É passato un anno e mezzo dalla legge sullo smart working o lavoro agile, e quello che emerge è chiaro: le grandi aziende e la pubblica amministrazione hanno sfruttato bene questo “nuovo” strumento. Le PMI no.
Che cosa è lo smart working?
Circa un anno e mezzo fa è stata approvata la legge che stabilisce i criteri per svolgere parte del lavoro, da casa o comunque non in ufficio. L’Osservatorio Smart Working della School of Management del Politecnico di Milano, ha cercato di capire che impatto ha avuto questo nuovo strumento, tracciando un bilancio per l’Italia.

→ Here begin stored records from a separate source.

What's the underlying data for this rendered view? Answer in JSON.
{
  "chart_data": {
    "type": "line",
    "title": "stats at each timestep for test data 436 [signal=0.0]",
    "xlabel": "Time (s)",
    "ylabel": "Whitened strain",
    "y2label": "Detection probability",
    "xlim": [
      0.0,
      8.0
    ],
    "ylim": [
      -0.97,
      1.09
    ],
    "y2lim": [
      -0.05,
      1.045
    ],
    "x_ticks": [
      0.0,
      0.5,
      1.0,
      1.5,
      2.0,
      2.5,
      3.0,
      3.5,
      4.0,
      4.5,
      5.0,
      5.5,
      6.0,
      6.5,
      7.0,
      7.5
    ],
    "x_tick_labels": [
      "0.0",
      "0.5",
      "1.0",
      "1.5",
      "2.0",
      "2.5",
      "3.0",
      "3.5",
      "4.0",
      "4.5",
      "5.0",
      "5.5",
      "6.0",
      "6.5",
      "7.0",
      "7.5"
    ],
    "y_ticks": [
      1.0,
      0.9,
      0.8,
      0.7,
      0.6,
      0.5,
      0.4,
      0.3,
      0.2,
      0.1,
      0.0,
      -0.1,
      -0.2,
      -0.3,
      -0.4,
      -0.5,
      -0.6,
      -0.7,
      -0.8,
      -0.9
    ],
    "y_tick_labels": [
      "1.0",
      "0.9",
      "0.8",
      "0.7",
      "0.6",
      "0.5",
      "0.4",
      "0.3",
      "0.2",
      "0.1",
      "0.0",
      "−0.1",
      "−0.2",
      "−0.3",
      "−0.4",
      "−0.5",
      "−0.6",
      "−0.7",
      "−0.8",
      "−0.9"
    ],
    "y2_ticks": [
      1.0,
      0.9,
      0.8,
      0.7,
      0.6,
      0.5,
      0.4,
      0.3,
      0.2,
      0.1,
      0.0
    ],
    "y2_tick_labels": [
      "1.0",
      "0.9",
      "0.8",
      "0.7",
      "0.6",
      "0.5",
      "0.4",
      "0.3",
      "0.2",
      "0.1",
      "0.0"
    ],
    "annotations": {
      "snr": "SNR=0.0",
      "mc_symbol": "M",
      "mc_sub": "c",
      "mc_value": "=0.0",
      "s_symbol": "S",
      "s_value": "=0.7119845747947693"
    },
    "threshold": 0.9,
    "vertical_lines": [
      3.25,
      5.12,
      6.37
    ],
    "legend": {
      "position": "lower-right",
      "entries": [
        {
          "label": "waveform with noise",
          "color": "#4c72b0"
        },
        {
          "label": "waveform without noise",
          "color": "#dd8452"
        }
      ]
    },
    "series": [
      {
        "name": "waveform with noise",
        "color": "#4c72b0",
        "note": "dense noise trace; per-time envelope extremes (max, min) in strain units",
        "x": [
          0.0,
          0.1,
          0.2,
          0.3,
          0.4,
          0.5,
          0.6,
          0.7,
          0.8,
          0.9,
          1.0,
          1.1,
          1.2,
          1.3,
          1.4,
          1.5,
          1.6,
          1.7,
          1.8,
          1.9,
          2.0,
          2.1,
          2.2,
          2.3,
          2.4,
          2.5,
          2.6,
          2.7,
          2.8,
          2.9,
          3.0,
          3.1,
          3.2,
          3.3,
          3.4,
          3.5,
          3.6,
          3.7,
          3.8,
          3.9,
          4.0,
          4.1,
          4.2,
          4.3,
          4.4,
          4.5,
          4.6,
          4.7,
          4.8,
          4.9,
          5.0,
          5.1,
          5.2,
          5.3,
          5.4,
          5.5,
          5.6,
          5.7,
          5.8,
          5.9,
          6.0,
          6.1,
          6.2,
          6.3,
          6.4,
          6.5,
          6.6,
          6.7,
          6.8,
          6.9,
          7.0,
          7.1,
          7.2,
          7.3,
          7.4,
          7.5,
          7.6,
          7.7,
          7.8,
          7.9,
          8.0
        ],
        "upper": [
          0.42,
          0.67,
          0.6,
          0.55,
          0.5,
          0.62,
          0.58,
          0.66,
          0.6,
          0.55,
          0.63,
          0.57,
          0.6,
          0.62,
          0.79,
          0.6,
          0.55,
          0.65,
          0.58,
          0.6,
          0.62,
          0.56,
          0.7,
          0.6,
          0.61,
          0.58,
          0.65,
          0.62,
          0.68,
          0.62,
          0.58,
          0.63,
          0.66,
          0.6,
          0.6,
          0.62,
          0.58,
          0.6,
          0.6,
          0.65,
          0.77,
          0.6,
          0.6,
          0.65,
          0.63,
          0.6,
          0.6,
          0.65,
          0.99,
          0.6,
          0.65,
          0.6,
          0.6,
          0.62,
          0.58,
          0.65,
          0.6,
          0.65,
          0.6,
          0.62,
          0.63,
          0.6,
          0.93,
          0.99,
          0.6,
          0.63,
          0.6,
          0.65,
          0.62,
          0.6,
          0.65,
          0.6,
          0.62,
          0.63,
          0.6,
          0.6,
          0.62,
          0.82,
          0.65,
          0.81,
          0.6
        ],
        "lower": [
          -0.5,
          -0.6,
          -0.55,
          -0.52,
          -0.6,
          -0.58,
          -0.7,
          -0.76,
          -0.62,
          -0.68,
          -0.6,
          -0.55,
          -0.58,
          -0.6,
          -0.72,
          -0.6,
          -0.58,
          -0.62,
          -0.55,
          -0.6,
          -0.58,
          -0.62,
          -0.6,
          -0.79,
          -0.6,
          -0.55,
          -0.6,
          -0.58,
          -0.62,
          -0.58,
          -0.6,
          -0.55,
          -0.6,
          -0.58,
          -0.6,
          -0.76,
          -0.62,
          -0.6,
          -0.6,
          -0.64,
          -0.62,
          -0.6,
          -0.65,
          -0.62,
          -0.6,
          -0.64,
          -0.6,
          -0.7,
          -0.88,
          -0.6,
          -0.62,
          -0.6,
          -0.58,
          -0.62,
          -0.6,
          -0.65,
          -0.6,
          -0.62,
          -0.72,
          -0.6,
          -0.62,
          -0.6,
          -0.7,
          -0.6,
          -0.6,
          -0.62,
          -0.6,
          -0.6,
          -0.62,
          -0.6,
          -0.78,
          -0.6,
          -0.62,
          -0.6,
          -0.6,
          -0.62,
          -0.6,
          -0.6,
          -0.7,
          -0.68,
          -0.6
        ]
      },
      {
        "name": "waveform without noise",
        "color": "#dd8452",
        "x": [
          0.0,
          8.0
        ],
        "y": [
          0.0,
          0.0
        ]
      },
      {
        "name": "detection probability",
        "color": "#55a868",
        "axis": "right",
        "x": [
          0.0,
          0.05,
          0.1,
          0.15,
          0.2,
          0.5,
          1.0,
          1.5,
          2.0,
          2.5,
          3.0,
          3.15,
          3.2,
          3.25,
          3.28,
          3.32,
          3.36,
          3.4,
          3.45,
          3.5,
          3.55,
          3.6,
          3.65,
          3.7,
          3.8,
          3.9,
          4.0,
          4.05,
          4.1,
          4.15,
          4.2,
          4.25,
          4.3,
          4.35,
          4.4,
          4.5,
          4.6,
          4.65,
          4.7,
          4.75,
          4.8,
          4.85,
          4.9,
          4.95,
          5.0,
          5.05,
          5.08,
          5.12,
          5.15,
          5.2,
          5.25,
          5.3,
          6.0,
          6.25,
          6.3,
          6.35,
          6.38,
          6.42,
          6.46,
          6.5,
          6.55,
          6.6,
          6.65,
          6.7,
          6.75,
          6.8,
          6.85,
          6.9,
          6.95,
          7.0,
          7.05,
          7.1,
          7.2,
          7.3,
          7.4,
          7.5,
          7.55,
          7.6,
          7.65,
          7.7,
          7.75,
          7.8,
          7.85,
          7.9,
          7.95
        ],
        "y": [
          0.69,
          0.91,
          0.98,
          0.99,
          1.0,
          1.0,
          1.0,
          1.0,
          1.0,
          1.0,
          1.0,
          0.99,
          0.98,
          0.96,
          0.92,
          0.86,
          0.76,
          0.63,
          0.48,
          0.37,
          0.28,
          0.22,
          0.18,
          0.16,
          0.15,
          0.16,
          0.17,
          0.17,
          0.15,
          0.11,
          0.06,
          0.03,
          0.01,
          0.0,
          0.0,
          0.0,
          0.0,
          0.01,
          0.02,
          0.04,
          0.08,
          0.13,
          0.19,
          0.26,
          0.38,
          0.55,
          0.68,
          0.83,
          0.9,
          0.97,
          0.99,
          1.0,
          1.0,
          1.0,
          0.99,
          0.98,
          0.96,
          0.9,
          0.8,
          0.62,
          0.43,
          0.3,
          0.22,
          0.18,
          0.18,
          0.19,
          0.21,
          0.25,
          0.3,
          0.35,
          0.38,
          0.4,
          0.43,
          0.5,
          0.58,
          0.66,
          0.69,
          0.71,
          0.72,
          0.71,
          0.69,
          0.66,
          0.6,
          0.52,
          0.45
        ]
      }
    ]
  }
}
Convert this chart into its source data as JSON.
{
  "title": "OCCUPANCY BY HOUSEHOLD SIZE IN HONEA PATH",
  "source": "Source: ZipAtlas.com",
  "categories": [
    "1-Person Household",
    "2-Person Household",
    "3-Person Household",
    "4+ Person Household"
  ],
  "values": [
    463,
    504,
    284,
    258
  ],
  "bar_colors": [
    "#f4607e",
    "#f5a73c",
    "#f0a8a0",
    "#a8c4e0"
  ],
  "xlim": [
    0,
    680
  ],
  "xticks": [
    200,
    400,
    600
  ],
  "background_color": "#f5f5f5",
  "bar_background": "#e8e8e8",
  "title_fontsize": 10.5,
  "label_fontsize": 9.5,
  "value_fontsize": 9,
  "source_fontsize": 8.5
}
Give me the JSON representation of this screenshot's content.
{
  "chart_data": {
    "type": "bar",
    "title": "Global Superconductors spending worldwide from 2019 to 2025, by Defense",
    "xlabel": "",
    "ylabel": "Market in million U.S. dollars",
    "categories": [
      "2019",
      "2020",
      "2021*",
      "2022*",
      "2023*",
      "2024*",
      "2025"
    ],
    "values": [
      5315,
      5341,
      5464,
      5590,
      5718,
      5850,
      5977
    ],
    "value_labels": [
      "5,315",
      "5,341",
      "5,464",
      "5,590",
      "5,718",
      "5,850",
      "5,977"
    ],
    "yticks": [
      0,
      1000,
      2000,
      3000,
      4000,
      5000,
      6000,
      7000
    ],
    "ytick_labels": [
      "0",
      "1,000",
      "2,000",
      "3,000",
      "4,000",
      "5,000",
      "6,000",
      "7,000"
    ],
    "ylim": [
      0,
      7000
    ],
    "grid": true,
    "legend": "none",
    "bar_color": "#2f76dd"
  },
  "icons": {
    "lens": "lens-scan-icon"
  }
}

Il risultato è che per le aziende c’è stato un vero e proprio boom, così come per la pubblica amministrazione.
Vediamo i numeri.
In Italia oggi gli smart workers sono 480mila. La maggior parte si ritiene più soddisfatto di quando svolgeva il lavoro in maniera tradizionale (39% contro il 18%). L’organizzazione del lavoro risulta essere migliore, così come le relazioni con i colleghi e i superiori (40% contro il 23%). Ma il fatto è che ad usufruirne sono per la gran parte le grandi aziende: il 56% delle grandi aziende ha avviato progetti di questo tipo. Le piccole e medie imprese invece sembrano ancorati a sistemi tradizionali. Con il 38% di esse che dichiara di non essere interessato a progetti di questo tipo.
Di fatto solo 8% delle PMI usano lo smart working. Per quanto riguarda la PA, ci sono solo timidi segnali, infatti solo l’8% ha avviato lo smart working (un anno fa era il 5%).
E per quanto riguarda la qualità del lavoro?
A beneficiarne è soprattutto la produttività, salita del 15%. L’assenteismo è sceso del 20%, i risparmi saliti del 30%, soprattutto per i costi degli spazi fisici.
Insomma non sembra esserci un lato negativo. Questa rivoluzione sembra poter abbracciare i pro del lavoro da freelance con i pro del lavoro dipendente. Vediamo come andrà avanti. Ma sicuramente è un tema che va incoraggiato, perchè il futuro sarà verso questa direzione.